En los grupos secundarios hay una organización formal dominante; pero compensada con relaciones informales, sino, miremos a Chile, Zamorano, tenia ciertas debilidades fuera de la cancha, pero cuando se ponía la roja era un dirigente junto a Salas, ambos eran la estructura rígida de su selección. Es decir era un grupo Secundario, con fortalezas y debilidades, pero, un grupo secundario.
En este caso se hablará del grupo primario como funcional para el individuo (hasta que le provea de satisfacciones personales, y lo ayude a conservar el puesto) y disfuncional para la organización de cualquier empresa.
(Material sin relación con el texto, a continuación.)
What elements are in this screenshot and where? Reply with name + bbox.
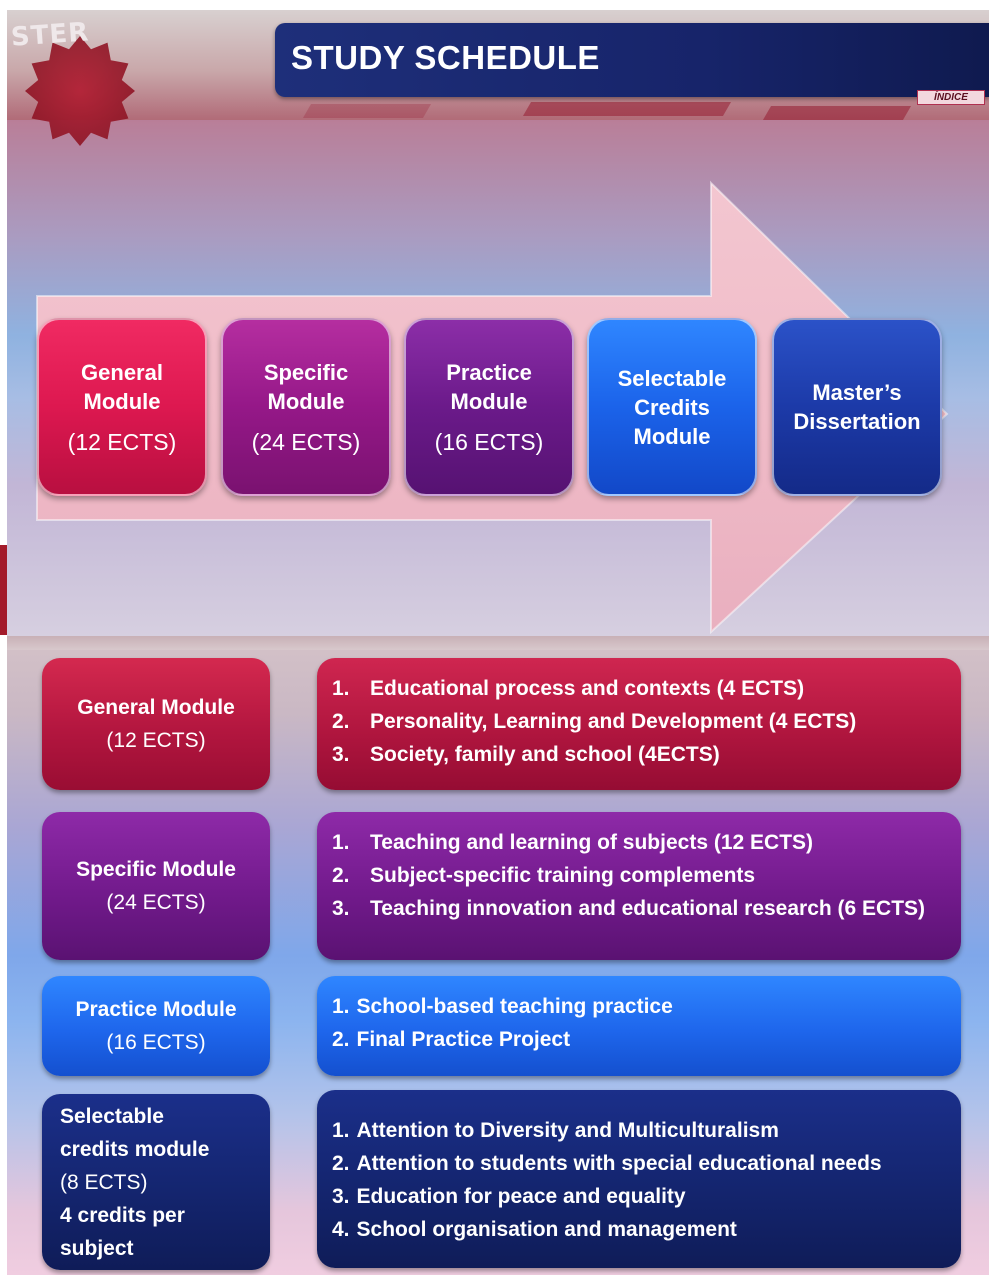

La lealtad al grupo primario, puede llevar al sabotaje en el fútbol(la famosa camita) y a otras consecuencias similares como no hablar con la prensa que investiga sus actividades extradeportivas, es una observación común en nuestro fútbol casero, hay innumerables ejemplos de falsos caudillismos, como en el caso de Universitario de Deportes y las últimas temporadas de José Luís Carranza y en Alianza Lima de hoy, con José Jayo Legario, donde ellos tienen la potestad que les da el grupo primario, para revocar la confianza a un comando técnico y traer a uno que comulgué con sus intereses. Por eso los déficits siguen adornando nuestras vitrinas, muchos dirigentes y algunos jugadores, representan un verdadero círculo vicioso, difícil de disolver, y ya van más de diez generaciones de buenos futbolistas perdidos por culpa de ellos. Hasta hoy no puedo creer que Palacios o Solano, no sean mundialistas, y se retiren de esta manera, pero creo en el fútbol y seguiré creyendo en él, porque el fútbol es parte esencial de nuestras vidas.
Pero regreso, al grupo primario, y estoy seguro, que mientras soportemos que pequeños círculos de amigos, salgan a la cancha a representar a nuestro país o dirijan la empresa mundialista del Perú, está meta es y será una completa utopía.